The process has been anything but transparent, fair or ethical. The absence of any discussion proves that the logo development was done secretly, as to hide the change and any discussion from the Fieldston community. At Fieldston, we have committees for committees. It took years to develop the Academic Integrity Board (AIB), a committee that ensures student commitment to honest work. At Fieldston, committees choose the summer reading book, plan Modified Awareness Days (MADs) and interview and recommend administrative leaders. Had the school developed the new logo in a process imbued with openness, student, faculty and alumni input would have been integral. This input was, in fact, integral for the selection of new chairs for the renovated Tate Library. For weeks, multiple chair, study carrel and table options were displayed in the Student Commons for community feedback. Our input mattered for these chairs, yet somehow not for the logo, which is the one image that represents our school. Instead, this purposeful subterfuge runs contrary to our values of integrity, inclusivity and dialogue.

 

This could have been done differently. In the absence of a timeline for this logo’s development, we suggest what could have been a different path. In the Fall of the 2017-2018 school year, the administration could have sent out an email to the community describing its desire to have a conversation about our school’s identity (or brand, image and marketing). Had we decided to refocus on the school’s official motto, fiat lux, we could have held a discussion regarding the ways in which we could reevaluate our mission, including reevaluating the logo. The school could have held a student design contest across divisions, with each division voting on its favorite. After, a final product could have been offered to the community as a whole and compared to the tree. A decision made in this manner would be one that reflects the desires of the school.

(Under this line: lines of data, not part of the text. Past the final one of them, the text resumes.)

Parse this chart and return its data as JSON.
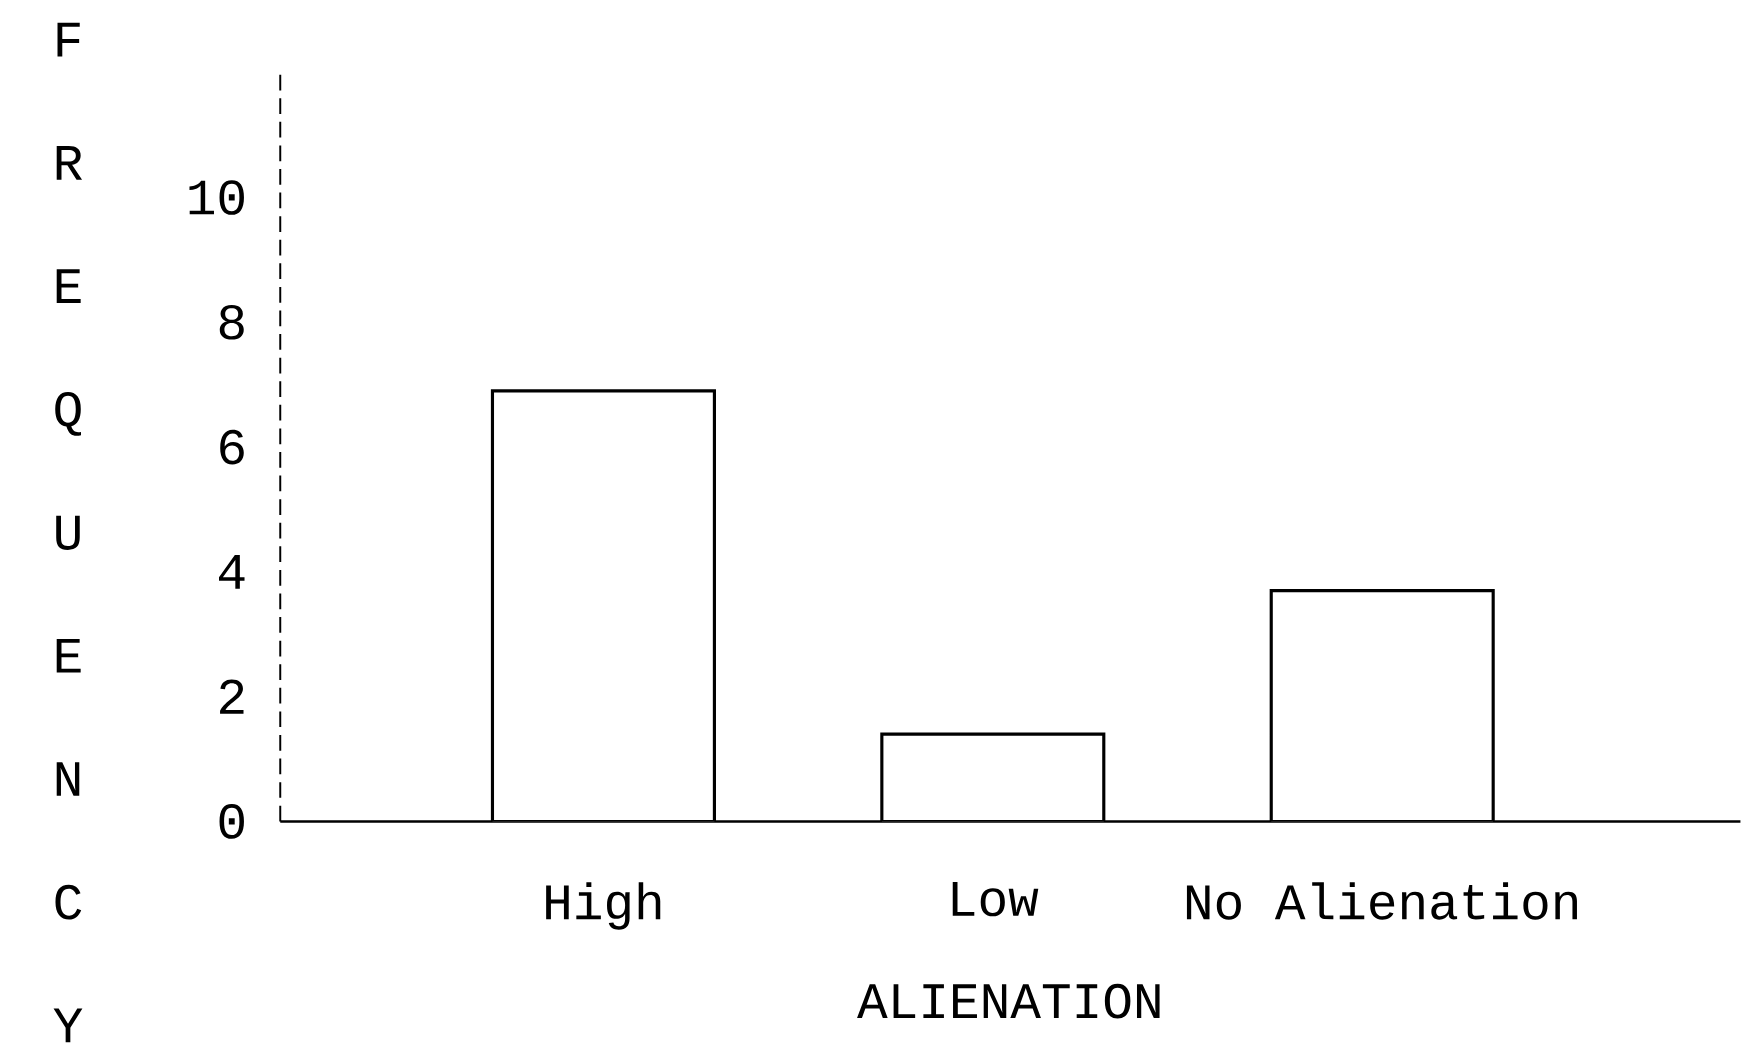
{
  "chart_data": {
    "type": "bar",
    "xlabel": "ALIENATION",
    "ylabel": "FREQUENCY",
    "categories": [
      "High",
      "Low",
      "No Alienation"
    ],
    "values": [
      6.9,
      1.4,
      3.7
    ],
    "color": "#ffffff",
    "ylim": [
      0,
      12
    ],
    "yticks": [
      0,
      2,
      4,
      6,
      8,
      10
    ]
  }
}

Instead, we are now left to pick up the pieces. A lot will change: the website will be updated with the new logo, every newly updated piece of signage will be replaced and all stationery, letterheads, materials and novelty PopSockets will be trashed. The rhetoric of a community-wide rededication to what are supposedly the original values of the school raises its own questions. If we needed to recommit ourselves to these values, where did we go wrong? Was it when the tree was selected as our logo? If not, isn’t a cosmetic change to our branding merely a Band-Aid on a systemic problem that plagues the school? If we truly want to recenter ourselves on the values evoked by “fiat lux,” we suggest actually investing in their application rather than forcefully compelling the adoption of disingenuous ones.